だって無意味な殺生とか嫌だもん、神様とか俺マジ信じるタイプだから。天国いけないじゃん。
まぁ時と場合によるけども。
「ゼクス様が殺生を嫌うのは重々承知しておりまする。ですが、それでは何よりゼクス様のお命が危ういのですぞ!!」
「だ、か、ら、俺はそんな簡単に死なないよ」
ん?何でかって?
そんなの魔王だからに決まってんでしょ。この世界に、何千億という魔物共を統べる魔王様ですぞ?
第二十四代魔王、ゼクス=アストロメリア。今この世界でその名を知らぬ者などいないよ。
自慢じゃねえが、生まれてこの方数えるほどしか外に出てない。後は全部独学さね! 生き物の友達いねえよ! 機械が友達だよ! ニート魔王だからってなめんなよ。

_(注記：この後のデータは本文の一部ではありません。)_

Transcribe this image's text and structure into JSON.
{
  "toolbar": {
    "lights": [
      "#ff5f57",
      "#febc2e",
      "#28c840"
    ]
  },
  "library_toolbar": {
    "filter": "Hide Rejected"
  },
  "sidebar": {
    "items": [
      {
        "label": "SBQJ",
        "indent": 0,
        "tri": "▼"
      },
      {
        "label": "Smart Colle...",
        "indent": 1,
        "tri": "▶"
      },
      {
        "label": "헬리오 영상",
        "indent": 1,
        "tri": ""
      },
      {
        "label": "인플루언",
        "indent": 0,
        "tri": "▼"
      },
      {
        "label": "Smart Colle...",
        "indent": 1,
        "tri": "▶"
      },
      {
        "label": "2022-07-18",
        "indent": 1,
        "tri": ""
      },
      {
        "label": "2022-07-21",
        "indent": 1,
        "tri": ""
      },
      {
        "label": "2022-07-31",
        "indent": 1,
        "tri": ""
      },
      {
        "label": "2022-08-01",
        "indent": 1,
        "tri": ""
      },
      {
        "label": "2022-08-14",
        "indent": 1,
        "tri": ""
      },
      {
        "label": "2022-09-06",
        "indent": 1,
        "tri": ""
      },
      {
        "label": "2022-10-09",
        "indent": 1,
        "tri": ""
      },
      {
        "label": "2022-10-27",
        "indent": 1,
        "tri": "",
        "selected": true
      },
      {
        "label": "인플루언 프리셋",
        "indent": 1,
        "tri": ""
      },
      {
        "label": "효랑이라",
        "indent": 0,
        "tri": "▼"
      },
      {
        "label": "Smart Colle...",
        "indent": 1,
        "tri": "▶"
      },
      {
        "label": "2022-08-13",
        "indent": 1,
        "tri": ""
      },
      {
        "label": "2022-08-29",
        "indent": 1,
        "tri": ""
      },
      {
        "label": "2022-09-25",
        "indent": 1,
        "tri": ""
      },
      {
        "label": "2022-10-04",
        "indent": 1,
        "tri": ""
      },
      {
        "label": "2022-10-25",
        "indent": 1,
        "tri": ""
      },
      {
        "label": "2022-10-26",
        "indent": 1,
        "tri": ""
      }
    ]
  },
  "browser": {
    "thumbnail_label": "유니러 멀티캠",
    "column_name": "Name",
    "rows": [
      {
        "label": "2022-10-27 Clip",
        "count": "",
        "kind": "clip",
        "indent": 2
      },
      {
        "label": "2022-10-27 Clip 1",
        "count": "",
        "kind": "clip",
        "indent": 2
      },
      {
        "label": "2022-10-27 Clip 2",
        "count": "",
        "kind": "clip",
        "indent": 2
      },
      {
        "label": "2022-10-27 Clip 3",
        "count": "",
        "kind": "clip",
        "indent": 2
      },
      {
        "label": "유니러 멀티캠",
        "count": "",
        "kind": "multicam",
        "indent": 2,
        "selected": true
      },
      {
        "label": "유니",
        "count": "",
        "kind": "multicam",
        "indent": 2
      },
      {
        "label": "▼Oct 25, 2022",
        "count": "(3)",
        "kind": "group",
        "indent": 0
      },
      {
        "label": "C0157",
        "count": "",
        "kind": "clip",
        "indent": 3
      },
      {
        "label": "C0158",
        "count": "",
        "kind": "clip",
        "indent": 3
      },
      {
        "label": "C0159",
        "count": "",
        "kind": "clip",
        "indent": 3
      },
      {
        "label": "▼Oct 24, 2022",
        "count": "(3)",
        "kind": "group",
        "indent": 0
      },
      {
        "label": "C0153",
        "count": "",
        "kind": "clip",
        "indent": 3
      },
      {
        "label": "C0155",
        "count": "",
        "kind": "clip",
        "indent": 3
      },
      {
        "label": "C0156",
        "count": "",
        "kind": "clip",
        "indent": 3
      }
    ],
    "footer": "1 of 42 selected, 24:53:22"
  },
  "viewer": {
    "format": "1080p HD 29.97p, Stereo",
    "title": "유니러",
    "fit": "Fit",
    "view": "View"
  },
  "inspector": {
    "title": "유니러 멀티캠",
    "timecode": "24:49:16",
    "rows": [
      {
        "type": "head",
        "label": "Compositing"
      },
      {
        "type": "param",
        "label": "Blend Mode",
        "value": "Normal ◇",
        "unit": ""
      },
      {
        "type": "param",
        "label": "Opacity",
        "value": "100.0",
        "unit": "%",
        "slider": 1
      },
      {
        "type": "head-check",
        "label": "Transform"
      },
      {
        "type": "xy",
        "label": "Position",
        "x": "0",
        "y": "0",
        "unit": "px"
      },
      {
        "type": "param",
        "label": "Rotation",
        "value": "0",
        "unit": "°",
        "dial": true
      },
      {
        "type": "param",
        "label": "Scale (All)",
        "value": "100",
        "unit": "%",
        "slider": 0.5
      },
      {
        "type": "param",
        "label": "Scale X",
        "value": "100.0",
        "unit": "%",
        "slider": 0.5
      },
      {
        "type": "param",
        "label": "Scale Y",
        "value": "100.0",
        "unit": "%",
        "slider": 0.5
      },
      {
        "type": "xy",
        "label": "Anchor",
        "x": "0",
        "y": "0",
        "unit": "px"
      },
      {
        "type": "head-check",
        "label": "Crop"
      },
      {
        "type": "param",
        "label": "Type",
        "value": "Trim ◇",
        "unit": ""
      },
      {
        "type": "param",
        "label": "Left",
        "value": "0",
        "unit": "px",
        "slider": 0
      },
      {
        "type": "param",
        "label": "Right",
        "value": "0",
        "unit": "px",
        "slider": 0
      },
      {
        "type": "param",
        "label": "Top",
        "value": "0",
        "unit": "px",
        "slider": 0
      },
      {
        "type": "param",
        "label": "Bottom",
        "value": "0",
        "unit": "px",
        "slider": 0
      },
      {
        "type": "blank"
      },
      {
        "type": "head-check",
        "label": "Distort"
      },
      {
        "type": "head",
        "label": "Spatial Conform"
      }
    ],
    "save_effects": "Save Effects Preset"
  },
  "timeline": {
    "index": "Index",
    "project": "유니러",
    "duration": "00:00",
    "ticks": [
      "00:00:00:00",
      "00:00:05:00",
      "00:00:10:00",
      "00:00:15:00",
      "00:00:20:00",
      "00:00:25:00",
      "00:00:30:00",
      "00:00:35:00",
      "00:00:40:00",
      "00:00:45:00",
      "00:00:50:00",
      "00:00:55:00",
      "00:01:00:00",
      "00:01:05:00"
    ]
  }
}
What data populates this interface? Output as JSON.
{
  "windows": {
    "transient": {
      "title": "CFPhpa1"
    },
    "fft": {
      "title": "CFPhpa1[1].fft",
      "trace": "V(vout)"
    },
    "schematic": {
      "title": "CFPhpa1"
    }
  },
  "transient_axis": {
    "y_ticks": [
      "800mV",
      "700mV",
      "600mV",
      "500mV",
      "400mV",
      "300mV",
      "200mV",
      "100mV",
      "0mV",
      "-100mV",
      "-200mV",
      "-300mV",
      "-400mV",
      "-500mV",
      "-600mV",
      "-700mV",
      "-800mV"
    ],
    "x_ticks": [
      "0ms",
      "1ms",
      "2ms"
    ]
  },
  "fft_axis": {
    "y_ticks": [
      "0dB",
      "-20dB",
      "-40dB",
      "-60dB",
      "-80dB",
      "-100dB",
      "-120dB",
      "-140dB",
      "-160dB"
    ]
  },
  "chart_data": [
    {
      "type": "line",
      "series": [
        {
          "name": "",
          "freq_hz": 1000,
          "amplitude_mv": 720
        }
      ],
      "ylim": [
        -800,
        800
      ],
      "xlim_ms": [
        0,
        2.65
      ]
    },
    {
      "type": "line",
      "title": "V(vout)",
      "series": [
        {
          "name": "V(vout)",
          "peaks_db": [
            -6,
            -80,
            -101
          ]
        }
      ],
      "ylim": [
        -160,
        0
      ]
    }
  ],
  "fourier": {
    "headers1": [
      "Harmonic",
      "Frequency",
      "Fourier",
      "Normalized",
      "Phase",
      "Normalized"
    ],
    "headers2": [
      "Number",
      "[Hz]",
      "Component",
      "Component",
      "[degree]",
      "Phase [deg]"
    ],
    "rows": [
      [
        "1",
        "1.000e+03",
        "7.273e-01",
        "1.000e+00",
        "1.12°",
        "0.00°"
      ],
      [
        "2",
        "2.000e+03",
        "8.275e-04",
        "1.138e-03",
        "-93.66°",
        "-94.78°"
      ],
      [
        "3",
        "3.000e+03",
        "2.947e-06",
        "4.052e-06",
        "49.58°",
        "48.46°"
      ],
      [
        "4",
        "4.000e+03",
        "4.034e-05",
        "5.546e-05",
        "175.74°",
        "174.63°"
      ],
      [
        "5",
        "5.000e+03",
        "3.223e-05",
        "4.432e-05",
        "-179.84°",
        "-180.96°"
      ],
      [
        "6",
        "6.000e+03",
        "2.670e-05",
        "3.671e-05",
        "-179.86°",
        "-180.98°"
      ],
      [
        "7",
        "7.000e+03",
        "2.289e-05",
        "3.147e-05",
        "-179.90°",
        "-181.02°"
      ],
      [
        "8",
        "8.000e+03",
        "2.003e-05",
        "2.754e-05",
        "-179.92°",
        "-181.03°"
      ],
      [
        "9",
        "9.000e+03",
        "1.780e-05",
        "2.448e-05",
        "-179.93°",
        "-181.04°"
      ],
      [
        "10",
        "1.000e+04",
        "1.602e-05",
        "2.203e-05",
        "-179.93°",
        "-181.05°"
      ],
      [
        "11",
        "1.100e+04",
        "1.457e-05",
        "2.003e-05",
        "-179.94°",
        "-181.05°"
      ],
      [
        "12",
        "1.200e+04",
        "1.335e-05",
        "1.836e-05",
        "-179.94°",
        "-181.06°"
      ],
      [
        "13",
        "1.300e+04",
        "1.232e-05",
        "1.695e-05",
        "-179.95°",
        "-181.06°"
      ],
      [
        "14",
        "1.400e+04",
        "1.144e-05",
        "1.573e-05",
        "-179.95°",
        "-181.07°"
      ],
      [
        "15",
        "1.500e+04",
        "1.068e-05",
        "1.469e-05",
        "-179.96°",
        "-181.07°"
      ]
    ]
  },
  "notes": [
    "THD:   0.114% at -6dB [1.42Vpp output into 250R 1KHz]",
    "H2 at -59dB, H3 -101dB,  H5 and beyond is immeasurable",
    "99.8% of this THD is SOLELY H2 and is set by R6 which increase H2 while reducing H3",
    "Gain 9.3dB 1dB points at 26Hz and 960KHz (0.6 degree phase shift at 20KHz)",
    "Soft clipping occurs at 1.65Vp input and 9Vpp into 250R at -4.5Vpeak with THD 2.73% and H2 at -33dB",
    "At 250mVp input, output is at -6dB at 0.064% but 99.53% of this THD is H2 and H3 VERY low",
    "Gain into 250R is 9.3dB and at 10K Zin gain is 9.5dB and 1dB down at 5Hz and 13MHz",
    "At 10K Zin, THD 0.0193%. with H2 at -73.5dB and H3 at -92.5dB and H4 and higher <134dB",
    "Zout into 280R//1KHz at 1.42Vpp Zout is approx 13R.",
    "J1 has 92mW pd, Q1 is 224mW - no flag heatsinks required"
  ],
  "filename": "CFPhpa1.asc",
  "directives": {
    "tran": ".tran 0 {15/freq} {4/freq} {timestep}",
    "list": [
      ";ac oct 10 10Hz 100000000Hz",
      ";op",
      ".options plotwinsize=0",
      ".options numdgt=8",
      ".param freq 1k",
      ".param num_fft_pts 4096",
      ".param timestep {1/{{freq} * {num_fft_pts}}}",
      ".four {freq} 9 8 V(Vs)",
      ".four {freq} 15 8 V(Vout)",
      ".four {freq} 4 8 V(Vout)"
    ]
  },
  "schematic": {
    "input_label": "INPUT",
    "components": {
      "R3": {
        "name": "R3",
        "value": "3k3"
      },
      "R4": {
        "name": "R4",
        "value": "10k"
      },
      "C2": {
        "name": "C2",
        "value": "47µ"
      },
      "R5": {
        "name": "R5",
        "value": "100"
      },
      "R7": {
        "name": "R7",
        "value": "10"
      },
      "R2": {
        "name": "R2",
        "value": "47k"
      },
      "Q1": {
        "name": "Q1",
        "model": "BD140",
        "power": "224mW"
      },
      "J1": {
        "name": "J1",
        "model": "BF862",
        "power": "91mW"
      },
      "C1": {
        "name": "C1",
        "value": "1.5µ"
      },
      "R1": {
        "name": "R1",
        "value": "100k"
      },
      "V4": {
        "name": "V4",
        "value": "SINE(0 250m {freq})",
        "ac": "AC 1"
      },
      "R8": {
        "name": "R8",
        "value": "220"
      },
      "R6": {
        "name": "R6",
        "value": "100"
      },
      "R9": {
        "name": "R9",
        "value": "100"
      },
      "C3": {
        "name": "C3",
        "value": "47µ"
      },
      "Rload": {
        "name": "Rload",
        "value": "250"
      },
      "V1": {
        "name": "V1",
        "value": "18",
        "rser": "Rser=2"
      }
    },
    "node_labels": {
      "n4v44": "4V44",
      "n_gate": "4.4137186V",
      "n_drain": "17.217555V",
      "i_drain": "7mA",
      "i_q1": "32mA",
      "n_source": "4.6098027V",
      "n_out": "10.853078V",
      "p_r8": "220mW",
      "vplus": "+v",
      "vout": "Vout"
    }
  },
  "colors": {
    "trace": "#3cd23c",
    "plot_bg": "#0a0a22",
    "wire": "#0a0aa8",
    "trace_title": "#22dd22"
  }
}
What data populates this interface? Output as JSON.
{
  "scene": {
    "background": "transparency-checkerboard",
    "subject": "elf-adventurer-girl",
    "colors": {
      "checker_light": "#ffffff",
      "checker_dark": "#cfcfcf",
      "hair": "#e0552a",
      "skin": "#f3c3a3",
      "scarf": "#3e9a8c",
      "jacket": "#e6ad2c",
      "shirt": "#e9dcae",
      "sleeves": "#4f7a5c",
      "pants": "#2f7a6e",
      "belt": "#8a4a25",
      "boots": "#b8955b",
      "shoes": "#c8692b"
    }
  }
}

「てことなんで、殺される可能性も無ければ負ける心配もなし。家の中だしね! これでジジの寝不足も解消されるってもんよ」
「解決になっていませんよ」
「いんや解決でいいじゃない。てか待たせてる友達がいるから、さっさと終わらせたいんだけども」
因みに友達とは、ネットの中の『アニソンを語る会』という掲示板にいる唯一の友達である。
ついさっきまでチャットしていたんだが、勇者が来たため急遽中断。
そのまま王座の上に置きっぱなしにしているのだ。